Picture: Phando Jikelo/African News Agency (ANA) – Learners at Namadzi Primary in Malawi use stones and bottle caps to count. Technology enables new approaches to how learning is delivered and assessed, and can make certain educational approaches viable and scalable, the writer says.
By Kailene Pillay
Technology has opened up new prospects in every aspect of our lives.
When Covid-19 struck, technology provided new platforms in education – dramatically changing the way learning and teaching was conducted.
The pandemic transformed ways of working, living, and relating on a global level. As a result, the education sector has had to adapt, driven by the need to digitalise education and training to remain competitive and provide high-quality education.
With that said, the past few years have shown that the traditional approach to education is unsustainable.
While online education existed before Covid-19, what the pandemic has done is to place a firm spotlight on the necessity for alternative access points to education.
This is also the view of CEO and founder of Valenture Institute, Robert Paddock, whose focus has been on the Future of Secondary Schooling where he ask the pertinent question, do we we now go hybrid or adopt an exclusive online teaching approach?
Paddock was one of many panellists who engaged at a recent virtual hosting of the 8th Annual Future of Education Summit, by CNBC AFRICA in partnership with FORBES AFRICA, under this year’s theme The Pathway to Digital Transformation.
At the Summit, panellists unpacked teaching theories and discussed a pathway for organisations to embrace the increased need to transition their operating models to the future needs of students, staff and campus infrastructure, in a post-Covid world.
Paddock was able to touch on how Valenture, a social enterprise, has turned physical limitations into digital opportunities by enabling students to choose an aspirational school regardless of their circumstances.
“Unfortunately, what it also exposed was the radical digital divide that we experience in our country, and the necessity to start investing a huge amount of the infrastructure spend into digital infrastructure,” he said.
The Future of Education forum was established to bring together thought leaders from around the world to discuss the all-important subject of tertiary education. Through an exchange of ideas, they should be able to provide solutions to the growing unemployment and the future needs of the African continent, said Rakesh Wahi, co-founder of the ABN Group and founder of the Future of Education Summit.
Business leaders, educational experts and technology specialists shared their innovative solutions to challenges facing the traditional education model in the digital age.
Keynote speaker and vice-chancellor of Lancaster University, Professor Andy Schofield outlined the needs that have to be met in a post-pandemic reality where technology could drive growth, bridge the gap and improve the future of all students.

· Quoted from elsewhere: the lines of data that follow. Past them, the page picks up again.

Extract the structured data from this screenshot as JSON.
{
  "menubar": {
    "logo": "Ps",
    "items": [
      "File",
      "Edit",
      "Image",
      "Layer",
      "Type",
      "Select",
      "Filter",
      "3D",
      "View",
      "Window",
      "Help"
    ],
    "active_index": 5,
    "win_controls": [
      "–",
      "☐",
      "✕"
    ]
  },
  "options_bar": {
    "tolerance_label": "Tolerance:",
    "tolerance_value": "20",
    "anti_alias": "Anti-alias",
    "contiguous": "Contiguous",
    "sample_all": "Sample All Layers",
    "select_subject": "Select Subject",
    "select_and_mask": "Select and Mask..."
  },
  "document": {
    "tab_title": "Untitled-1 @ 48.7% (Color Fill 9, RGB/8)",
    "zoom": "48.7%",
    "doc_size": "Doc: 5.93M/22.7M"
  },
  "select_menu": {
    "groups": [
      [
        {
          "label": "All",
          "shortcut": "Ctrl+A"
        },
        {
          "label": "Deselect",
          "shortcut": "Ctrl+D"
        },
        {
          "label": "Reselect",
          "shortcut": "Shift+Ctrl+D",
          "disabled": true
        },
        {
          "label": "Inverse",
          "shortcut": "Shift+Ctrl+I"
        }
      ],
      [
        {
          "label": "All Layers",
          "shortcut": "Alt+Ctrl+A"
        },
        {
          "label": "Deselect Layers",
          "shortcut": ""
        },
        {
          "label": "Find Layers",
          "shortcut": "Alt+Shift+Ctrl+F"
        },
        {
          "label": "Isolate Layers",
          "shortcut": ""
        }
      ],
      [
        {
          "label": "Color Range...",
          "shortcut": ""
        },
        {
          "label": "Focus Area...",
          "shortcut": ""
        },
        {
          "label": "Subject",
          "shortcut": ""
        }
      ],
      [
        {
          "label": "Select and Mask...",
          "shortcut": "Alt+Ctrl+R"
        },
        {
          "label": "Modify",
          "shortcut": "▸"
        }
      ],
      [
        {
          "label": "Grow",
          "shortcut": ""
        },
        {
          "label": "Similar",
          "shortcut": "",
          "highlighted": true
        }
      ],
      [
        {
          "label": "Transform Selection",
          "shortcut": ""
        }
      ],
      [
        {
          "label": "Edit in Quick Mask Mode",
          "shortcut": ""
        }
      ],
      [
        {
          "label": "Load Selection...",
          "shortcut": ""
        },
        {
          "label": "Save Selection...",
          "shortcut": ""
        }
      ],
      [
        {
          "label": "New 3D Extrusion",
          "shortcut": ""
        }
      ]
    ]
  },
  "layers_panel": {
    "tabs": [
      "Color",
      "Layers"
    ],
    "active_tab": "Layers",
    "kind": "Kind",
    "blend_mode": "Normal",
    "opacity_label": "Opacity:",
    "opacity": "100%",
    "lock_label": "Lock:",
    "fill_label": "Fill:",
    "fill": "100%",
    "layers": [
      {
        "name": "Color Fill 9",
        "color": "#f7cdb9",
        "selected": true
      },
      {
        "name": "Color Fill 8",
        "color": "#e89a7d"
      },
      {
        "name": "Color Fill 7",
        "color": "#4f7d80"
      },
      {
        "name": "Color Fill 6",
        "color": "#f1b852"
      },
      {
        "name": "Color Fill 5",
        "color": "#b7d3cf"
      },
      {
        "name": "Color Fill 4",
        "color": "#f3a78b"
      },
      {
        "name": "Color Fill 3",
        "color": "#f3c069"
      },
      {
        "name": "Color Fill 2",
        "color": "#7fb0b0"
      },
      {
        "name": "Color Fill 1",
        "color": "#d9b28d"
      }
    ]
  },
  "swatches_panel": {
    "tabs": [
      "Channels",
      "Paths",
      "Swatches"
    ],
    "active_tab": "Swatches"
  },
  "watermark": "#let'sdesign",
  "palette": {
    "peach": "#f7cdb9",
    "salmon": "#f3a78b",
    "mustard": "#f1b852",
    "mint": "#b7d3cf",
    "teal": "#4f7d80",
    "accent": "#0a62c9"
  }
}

“Students across Africa are able to access our academic excellence in teaching and research throughout the Continent, and choose from a wide range of foundation undergraduate and post- graduate programmes, earning a British qualification closer to home,” he said.

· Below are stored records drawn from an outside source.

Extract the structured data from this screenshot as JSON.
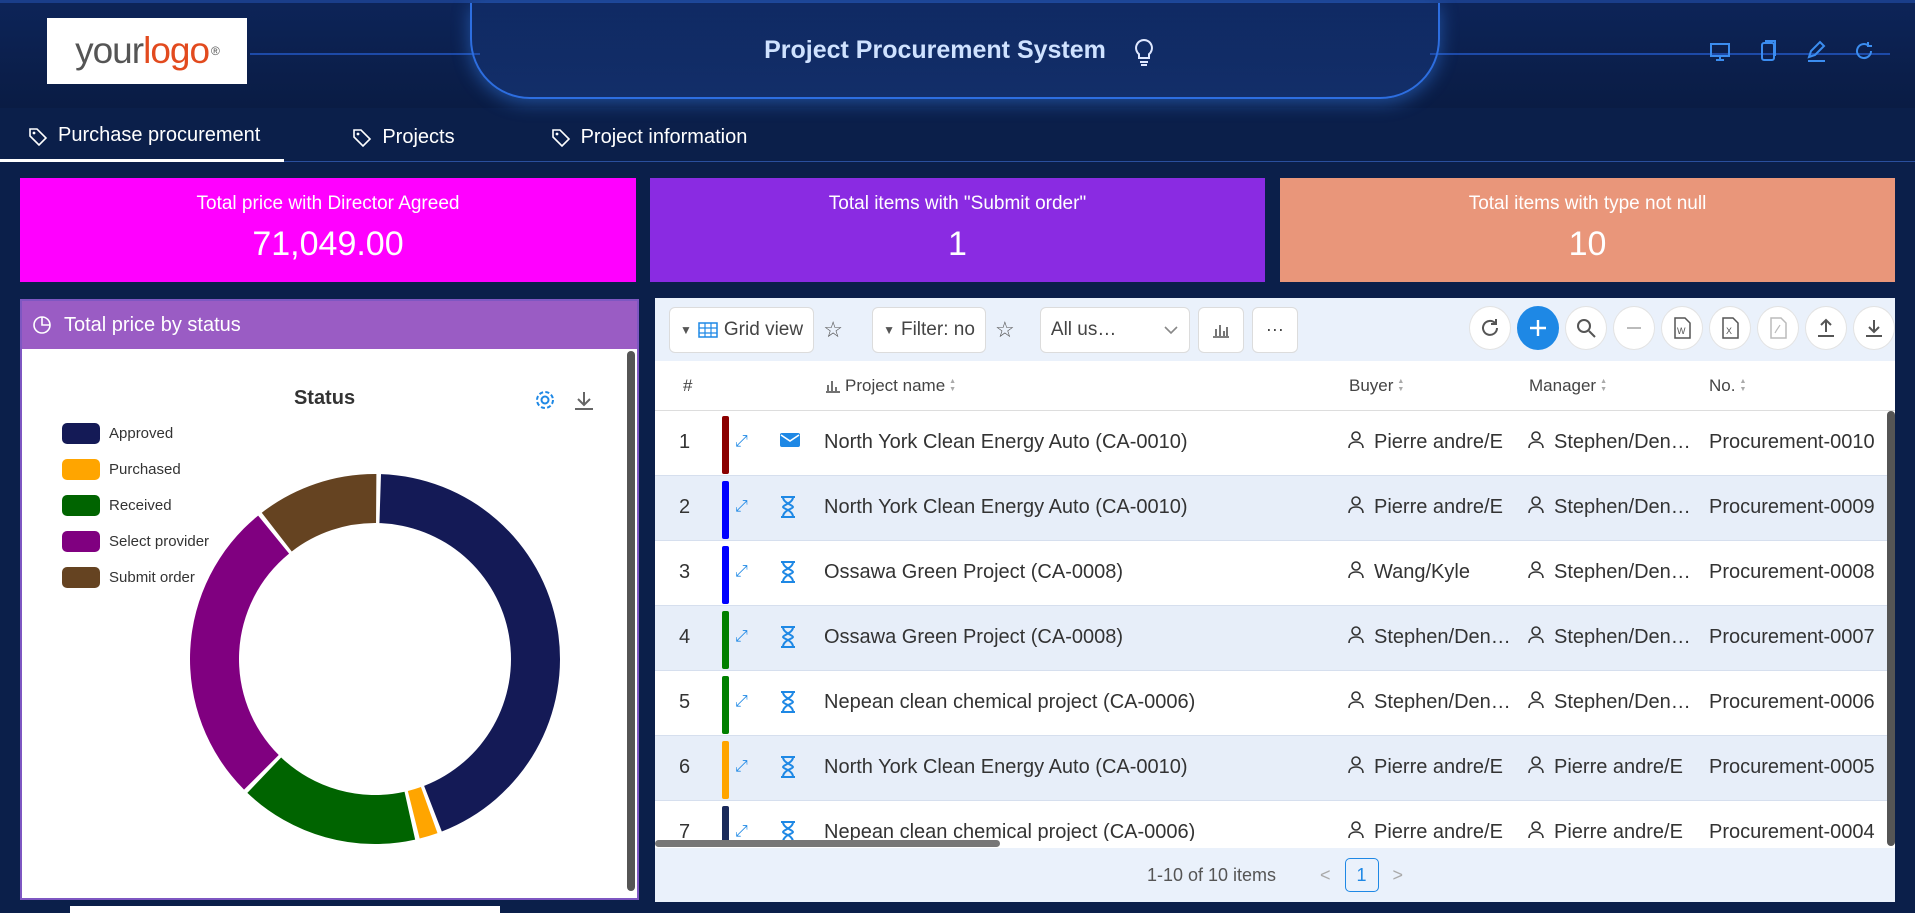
{
  "header": {
    "logo_text_1": "your",
    "logo_text_2": "logo",
    "logo_reg": "®",
    "title": "Project Procurement System"
  },
  "tabs": [
    {
      "label": "Purchase procurement",
      "active": true
    },
    {
      "label": "Projects",
      "active": false
    },
    {
      "label": "Project information",
      "active": false
    }
  ],
  "kpis": [
    {
      "label": "Total price with Director Agreed",
      "value": "71,049.00",
      "color": "#ff00ff"
    },
    {
      "label": "Total items with \"Submit order\"",
      "value": "1",
      "color": "#8a2be2"
    },
    {
      "label": "Total items with type not null",
      "value": "10",
      "color": "#e9967a"
    }
  ],
  "chart_panel": {
    "header": "Total price by status"
  },
  "chart_data": {
    "type": "pie",
    "title": "Status",
    "legend_position": "top-left",
    "categories": [
      "Approved",
      "Purchased",
      "Received",
      "Select provider",
      "Submit order"
    ],
    "colors": [
      "#141a56",
      "#ffa500",
      "#006400",
      "#800080",
      "#654321"
    ],
    "values": [
      44,
      2,
      16,
      27,
      11
    ]
  },
  "toolbar": {
    "grid_view": "Grid view",
    "filter": "Filter: no",
    "users": "All us…"
  },
  "columns": {
    "num": "#",
    "project_name": "Project name",
    "buyer": "Buyer",
    "manager": "Manager",
    "no": "No."
  },
  "rows": [
    {
      "num": "1",
      "bar": "#8b0000",
      "status": "mail",
      "project": "North York Clean Energy Auto (CA-0010)",
      "buyer": "Pierre andre/E",
      "manager": "Stephen/Den…",
      "no": "Procurement-0010"
    },
    {
      "num": "2",
      "bar": "#0000ff",
      "status": "hourglass",
      "project": "North York Clean Energy Auto (CA-0010)",
      "buyer": "Pierre andre/E",
      "manager": "Stephen/Den…",
      "no": "Procurement-0009"
    },
    {
      "num": "3",
      "bar": "#0000ff",
      "status": "hourglass",
      "project": "Ossawa Green Project (CA-0008)",
      "buyer": "Wang/Kyle",
      "manager": "Stephen/Den…",
      "no": "Procurement-0008"
    },
    {
      "num": "4",
      "bar": "#008000",
      "status": "hourglass",
      "project": "Ossawa Green Project (CA-0008)",
      "buyer": "Stephen/Den…",
      "manager": "Stephen/Den…",
      "no": "Procurement-0007"
    },
    {
      "num": "5",
      "bar": "#008000",
      "status": "hourglass",
      "project": "Nepean clean chemical project (CA-0006)",
      "buyer": "Stephen/Den…",
      "manager": "Stephen/Den…",
      "no": "Procurement-0006"
    },
    {
      "num": "6",
      "bar": "#ffa500",
      "status": "hourglass",
      "project": "North York Clean Energy Auto (CA-0010)",
      "buyer": "Pierre andre/E",
      "manager": "Pierre andre/E",
      "no": "Procurement-0005"
    },
    {
      "num": "7",
      "bar": "#1a2a5a",
      "status": "hourglass",
      "project": "Nepean clean chemical project (CA-0006)",
      "buyer": "Pierre andre/E",
      "manager": "Pierre andre/E",
      "no": "Procurement-0004"
    }
  ],
  "footer": {
    "summary": "1-10 of 10 items",
    "page": "1"
  }
}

Bello Tongo, the CEO of Tongston Entrepreneurship, spoke on incorporating entrepreneurship thinking in education from primary to tertiary levels, while drawing on his extensive experience as a multi-award-winning entrepreneur, educator and industry leader.
Tongo said that entrepreneurial education should be purpose-driven and started in childhood.

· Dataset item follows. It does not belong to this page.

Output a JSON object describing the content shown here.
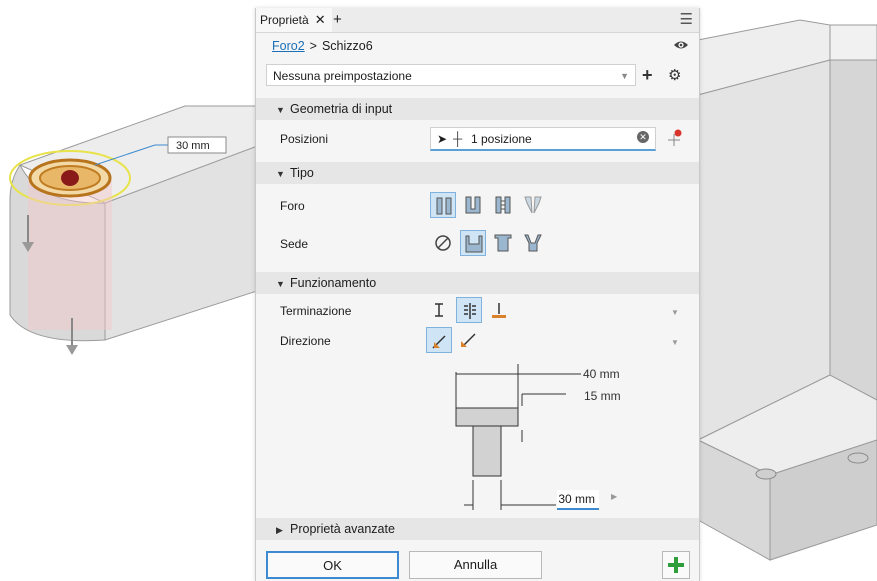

“Entrepreneurship, enterprise skills and knowledge are developed in isolation of other subjects, unfortunately. It’s important that whatever entrepreneurial attitude, skills and knowledge that the child is going to get, has to happen by this period,” according to Tongo.
Experts were also of the view that universities have to come to terms with the rapid change and adoption of technologies. These advancements influenced social e-trends towards digitalisation. However, like all other revolutionary changes, digital transformation involves intense adjustment. The changes in the socio-economic-education system resulting from the globalised economy impacted higher education in terms of standard, decentralisation, virtual and independent learning.
Professor Tshilidzi Marwala, the vice-chancellor of the University of Johannesburg, deputy chair of the presidential commission on the Fourth Industrial Revolution, and recently appointed Rector of the United Nations University in Tokyo, spoke about Transformation in the Education Sector.
As an accomplished scholar with multi-disciplinary research interests, including artificial intelligence in engineering, computer science, finance, social science and medicine, Prof Marwala brought great insights into this topic.
He revealed that UJ spent almost R10 million a month to get students data access during the pandemic.
“We don’t just train people to go seek jobs, we also train people to industrialise our society,” Marwala said.
“One thing that has worked is that UJ is actually an innovative university of the fourth industrial revolution, and therefore, some of the digital tools that we are using we actually develop ourselves. We have technologies such as augmented reality and virtual reality that really makes some of the experiments much more accessible.”
As education systems respond to new societal, economic and digital needs, schools and higher education institutions are on the front line of change. There is a strong need to focus on effective delivery of policy and practice in building teacher skills, partnerships as well as digital skills and emotional well-being of students.
Increased online learning, the advance of mobile networks and need for flexibility in learning has led to the emergence of mobile learning.
Technology enables new approaches to how learning is delivered and assessed, and can make certain educational approaches viable and scalable.